One thing consistently amazes me about the utility of Unix: the primacy of text.
Also:
...the hacker understands why Unix is the way it is, and agrees that it wouldn't be the same any other way. It is this sort of acculturation that gives Unix hackers their confidence in the system and the attitude of calm, unshakable, annoying superiority captured in the Dilbert cartoon. Windows 95 and MacOS are products, contrived by engineers in the service of specific companies. Unix, by contrast is not so much a product as it is a painstakingly compiled oral history of the hacker subculture. It is our Gilgamesh epic.
What made old epics like Gilgamesh so powerful and so long-lived was that they were living bodies of narrative that many people knew by heart, and told over and over again--making their own personal embellishments whenever it struck their fancy. The bad embellishments were shouted down, the good ones picked up by others, polished, improved and, over time, incorporated into the story. Likewise, Unix is known, loved, and understood by so many hackers that it can be re-created from scratch whenever someone needs it. This is very difficult to understand for people who are accustomed to thinking of OSes as things that absolutely have to be created by a company and bought.

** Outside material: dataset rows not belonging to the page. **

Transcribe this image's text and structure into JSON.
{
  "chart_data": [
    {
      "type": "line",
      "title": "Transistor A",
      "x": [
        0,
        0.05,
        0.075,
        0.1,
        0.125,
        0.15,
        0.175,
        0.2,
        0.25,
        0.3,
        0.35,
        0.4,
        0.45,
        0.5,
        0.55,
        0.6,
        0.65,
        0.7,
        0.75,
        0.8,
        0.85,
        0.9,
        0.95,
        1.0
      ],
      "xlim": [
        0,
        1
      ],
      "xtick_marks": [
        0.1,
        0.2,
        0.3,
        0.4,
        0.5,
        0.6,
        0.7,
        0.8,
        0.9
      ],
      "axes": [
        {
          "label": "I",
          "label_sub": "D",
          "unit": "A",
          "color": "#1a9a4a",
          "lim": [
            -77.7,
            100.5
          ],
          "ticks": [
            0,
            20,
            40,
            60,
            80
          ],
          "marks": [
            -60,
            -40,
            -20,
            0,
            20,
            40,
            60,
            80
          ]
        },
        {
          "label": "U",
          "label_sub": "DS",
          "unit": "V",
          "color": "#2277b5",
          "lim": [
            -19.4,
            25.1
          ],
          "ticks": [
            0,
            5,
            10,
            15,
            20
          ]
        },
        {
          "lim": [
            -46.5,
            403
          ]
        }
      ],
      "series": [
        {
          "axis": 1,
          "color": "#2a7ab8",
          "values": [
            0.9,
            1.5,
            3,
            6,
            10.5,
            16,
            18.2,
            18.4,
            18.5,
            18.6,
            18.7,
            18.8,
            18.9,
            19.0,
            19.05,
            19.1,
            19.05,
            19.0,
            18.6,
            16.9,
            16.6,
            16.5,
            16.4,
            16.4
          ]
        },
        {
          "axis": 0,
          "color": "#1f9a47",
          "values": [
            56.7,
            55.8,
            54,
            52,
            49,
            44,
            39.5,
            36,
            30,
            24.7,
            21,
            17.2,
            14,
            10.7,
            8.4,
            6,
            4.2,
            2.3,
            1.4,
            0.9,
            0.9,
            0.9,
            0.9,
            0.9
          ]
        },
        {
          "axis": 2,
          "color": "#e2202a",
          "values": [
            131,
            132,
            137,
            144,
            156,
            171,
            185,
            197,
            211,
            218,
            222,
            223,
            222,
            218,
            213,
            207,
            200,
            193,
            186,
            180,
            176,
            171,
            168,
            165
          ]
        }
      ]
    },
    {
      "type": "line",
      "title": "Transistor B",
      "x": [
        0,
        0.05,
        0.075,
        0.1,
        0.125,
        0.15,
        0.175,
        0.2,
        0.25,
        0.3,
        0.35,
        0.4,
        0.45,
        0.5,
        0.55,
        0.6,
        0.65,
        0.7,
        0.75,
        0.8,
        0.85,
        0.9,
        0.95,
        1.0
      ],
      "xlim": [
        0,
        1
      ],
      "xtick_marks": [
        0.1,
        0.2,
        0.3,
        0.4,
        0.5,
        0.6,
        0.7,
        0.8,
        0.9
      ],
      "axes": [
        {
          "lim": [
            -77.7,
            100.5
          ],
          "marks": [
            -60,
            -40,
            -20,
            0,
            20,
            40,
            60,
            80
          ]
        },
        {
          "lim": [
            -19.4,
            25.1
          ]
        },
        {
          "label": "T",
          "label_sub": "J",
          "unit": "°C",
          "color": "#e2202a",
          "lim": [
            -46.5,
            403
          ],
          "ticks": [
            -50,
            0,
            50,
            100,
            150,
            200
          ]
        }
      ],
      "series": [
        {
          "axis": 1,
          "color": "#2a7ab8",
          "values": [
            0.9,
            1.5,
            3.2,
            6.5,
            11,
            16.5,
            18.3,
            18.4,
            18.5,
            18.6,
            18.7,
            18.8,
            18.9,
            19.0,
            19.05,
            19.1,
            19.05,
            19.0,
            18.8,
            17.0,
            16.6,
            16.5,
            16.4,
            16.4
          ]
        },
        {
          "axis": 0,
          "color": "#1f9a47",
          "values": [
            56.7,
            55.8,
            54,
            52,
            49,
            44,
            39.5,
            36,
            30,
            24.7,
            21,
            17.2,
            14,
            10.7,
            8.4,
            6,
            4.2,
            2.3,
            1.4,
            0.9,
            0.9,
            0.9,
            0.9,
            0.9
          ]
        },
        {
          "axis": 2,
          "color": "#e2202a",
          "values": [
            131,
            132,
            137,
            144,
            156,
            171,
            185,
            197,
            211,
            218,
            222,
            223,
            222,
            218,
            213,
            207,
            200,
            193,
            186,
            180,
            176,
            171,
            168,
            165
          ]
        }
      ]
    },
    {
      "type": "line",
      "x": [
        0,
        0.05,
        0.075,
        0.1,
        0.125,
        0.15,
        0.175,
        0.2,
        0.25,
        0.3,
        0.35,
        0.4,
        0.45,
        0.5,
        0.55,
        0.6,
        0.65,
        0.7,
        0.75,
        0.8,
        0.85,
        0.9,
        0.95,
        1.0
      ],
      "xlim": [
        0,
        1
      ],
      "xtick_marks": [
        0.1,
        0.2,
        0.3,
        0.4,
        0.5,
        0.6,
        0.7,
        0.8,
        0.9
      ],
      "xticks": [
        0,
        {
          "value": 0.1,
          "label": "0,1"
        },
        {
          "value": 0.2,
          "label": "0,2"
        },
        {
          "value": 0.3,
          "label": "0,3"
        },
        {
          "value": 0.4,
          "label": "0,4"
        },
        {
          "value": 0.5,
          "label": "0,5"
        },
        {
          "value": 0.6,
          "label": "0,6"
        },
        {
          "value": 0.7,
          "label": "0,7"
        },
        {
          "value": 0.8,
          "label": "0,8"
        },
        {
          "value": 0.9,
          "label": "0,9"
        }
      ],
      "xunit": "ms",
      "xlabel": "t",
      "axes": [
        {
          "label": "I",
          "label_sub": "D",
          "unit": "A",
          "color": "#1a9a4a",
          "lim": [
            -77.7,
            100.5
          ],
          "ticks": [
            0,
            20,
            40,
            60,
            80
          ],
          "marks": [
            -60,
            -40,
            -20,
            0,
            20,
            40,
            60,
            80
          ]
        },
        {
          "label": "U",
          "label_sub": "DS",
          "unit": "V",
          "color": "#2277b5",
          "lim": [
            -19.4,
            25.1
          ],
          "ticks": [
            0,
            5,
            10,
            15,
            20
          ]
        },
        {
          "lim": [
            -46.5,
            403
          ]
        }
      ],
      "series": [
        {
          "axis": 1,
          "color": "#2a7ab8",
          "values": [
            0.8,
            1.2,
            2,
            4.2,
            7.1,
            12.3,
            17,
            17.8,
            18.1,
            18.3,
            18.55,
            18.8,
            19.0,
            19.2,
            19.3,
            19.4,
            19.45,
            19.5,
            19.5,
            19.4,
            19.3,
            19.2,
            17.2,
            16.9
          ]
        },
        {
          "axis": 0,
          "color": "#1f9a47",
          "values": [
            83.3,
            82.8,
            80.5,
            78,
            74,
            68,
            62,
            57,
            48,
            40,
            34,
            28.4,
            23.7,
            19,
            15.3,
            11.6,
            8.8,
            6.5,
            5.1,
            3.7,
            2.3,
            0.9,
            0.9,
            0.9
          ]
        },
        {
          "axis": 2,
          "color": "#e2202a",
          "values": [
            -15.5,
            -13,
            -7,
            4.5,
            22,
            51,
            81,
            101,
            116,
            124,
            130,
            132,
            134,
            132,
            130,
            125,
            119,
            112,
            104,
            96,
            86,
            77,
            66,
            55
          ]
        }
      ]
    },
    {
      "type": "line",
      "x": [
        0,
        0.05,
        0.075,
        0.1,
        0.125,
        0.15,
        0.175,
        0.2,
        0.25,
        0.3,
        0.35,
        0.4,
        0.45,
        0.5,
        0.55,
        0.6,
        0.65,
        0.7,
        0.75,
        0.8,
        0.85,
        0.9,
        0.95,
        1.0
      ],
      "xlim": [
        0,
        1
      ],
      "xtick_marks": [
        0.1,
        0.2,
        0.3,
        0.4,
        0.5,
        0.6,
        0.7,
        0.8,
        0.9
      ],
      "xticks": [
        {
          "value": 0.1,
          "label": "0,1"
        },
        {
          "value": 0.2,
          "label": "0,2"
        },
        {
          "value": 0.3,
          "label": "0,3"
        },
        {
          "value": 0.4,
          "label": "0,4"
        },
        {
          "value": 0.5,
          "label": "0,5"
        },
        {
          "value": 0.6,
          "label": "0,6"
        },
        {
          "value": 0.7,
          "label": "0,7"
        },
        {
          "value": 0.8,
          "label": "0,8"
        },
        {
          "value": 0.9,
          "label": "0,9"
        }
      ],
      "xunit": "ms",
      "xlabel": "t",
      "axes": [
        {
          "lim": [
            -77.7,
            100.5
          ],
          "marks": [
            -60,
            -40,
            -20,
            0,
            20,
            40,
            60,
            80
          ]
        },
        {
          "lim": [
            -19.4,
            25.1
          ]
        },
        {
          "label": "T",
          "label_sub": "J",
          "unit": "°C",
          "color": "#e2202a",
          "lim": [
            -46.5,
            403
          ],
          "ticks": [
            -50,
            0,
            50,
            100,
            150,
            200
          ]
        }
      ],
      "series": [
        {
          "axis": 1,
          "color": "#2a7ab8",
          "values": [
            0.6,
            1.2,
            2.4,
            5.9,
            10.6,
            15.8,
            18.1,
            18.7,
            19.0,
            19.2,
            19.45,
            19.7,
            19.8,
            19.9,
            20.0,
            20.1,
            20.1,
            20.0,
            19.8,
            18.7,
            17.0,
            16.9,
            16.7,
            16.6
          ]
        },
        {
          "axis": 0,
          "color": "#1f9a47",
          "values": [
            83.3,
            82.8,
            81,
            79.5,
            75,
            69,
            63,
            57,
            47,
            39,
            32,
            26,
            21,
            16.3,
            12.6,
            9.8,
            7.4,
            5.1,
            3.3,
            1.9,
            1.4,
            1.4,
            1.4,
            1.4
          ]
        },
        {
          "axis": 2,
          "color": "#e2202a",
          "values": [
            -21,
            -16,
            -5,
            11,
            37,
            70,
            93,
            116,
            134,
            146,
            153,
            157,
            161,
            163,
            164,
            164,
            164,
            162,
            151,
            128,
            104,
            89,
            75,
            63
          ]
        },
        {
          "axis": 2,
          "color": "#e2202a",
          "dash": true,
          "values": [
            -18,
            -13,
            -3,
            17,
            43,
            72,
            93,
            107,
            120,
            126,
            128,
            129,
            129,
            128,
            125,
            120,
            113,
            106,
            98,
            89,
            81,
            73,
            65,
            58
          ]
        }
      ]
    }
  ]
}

Many hackers have launched more or less successful reimplementations of the Unix ideal. Each one brings in new embellishments. Some of them die out quickly, some are merged with similar, parallel innovations created by different hackers attacking the same problem, other still are embraced and adopted into the epic. Thus Unix has slowly accreted around a simple kernel and acquired a kind of complexity and asymmetry that is organic, like the roots of a tree, or the branchings of a coronary artery. Understanding it is more like anatomy than physics.